One of the rat's tumors kept growing, swelling out from his armpit to the size of a Ping-Pong ball. It dragged along the ground as he walked, until there was a bald patch at the bottom of the swell. The children refused to touch him anymore. Eril followed her predecessor's instructions to the letter, but the rat got sicker, the snake got sluggish, the shells got stinkier. Whatever kind of green thumb the other woman had had with animals, Eril thought, she had the opposite. The water in the fish tank grew cloudier. There were special snails, Donald explained,
who were supposed to eat the algae but couldn't keep up since Eril didn't seem to take good enough care of the water. The snails hid all day, Donald said, sleeping, but if it was dark and quiet, like at night, they would come out and start eating the algae.
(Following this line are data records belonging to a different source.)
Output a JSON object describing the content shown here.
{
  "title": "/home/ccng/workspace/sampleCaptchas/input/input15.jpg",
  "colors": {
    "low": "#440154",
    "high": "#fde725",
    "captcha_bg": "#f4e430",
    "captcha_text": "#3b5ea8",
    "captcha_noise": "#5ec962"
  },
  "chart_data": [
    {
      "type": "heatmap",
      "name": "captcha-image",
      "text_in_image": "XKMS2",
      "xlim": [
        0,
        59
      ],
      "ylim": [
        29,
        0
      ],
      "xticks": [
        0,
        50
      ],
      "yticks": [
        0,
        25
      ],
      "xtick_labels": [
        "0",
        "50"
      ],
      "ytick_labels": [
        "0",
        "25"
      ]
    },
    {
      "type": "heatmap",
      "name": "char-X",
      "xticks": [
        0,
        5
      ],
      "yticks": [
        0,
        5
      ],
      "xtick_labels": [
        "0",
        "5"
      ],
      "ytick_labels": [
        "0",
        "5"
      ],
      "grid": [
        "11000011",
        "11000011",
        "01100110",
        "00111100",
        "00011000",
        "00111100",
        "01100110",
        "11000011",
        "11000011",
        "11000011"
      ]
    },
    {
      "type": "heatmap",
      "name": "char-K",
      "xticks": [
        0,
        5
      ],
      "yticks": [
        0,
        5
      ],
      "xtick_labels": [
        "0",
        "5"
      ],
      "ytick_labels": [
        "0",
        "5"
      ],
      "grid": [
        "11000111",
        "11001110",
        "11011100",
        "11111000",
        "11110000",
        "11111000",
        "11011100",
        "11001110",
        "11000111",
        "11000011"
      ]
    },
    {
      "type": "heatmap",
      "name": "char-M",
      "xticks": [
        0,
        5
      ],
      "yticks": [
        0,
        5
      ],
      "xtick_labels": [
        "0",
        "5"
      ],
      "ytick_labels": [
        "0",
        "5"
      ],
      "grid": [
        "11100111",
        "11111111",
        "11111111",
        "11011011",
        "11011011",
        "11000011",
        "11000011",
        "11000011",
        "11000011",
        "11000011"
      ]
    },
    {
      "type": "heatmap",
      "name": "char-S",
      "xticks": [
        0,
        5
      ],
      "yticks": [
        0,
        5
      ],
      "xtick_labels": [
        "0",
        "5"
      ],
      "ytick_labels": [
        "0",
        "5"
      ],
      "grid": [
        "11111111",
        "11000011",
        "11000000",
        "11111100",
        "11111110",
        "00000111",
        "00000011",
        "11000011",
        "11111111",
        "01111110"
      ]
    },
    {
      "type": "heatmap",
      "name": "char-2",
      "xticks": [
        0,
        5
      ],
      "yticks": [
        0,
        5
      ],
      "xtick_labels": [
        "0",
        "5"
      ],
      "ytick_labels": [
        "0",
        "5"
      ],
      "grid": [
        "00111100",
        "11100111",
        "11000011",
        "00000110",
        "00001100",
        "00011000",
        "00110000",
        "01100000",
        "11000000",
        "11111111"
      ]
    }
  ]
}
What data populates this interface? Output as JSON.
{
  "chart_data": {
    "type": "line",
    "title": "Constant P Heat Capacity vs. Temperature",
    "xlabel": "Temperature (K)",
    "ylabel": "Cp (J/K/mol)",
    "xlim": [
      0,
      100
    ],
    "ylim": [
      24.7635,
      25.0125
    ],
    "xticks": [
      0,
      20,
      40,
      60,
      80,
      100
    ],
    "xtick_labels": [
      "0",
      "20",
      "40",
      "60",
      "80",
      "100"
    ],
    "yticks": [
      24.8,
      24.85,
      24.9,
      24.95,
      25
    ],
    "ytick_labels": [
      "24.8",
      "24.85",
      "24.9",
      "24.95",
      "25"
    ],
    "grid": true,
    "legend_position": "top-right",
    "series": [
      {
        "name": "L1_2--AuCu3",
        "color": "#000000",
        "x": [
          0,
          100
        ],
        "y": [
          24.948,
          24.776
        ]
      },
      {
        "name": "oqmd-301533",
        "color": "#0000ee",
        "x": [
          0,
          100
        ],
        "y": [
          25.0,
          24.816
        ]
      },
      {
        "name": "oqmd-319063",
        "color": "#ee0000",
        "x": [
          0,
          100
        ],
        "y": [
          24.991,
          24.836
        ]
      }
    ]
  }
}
This, he told Eril and the rest of the class, was called
nocturnal.
“I know that,” she said, and wrote it on the board with a line under it.
Donald asked, “Do you know what the opposite is called? What we are? Sleeping at night?”
“Why don't you tell us?”
“Maybe I don't want to.”
Eril didn't know the word he meant, and Donald knew it. She turned to the blackboard.
Second Conditional,
she wrote.
If Donald behaved himself, he would not have to touch the rat.
The class whispered. Eril walked to the table, the thin floor echoing beneath her. She lifted Binx out of the cage, supporting the tumor with her right palm so the weight of it wouldn't drag on the rat's skin. She carried Binx to Donald's desk and set him down, cupping her hands into a loose enclosure. “Touch the rat,” Eril ordered.

Diurnal.
The word was
diurnal.

“It's a little late for that. Touch.”
Grimly Donald stroked the smooth white fur on the rat's head. The rat's whiskers twitched.
“Now touch the tumor,” Eril said. That had been the Word of the Day two weeks ago,
tumor,
so the students could put a name to what was happening to their class rat, define his misfortune and use it in a sentence.
“Ewww www. . . , ” the class called out, and Eril shushed them. For once it worked, and the classroom was silent as Donald traced the bulge with the tip of his index finger. Eril saw him shaking and almost told him to stop, it was all right, he could stop. But only almost. The class was quieter than it had been all semester. She couldn't fold now.
 
That night Eril's mother called to gloat about the weather. “What's the temperature there? Forty-something?” Eril's parents had sold the house just after Christmas; her father had taken
early retirement, and they'd kept an eye on real estate prices, looked at condominiums in Florida or Arizona, places where they would never have to shovel snow again. The day they left for Scottsdale, Eril moved into a studio apartment filled with boxes of her old books, clothes, stuffed animals that her parents had announced they would no longer have room for. She had her bedroom furniture and whatever else her parents hadn't wanted. She had two coffee tables and no couch. She'd sit on one table, put her feet up on the other, and watch her parents' old television set. The boxes stayed piled along the walls, four of them wedged under the card table she ate at. She'd forget and bang her knees against them as she ate frozen pizza in the evening.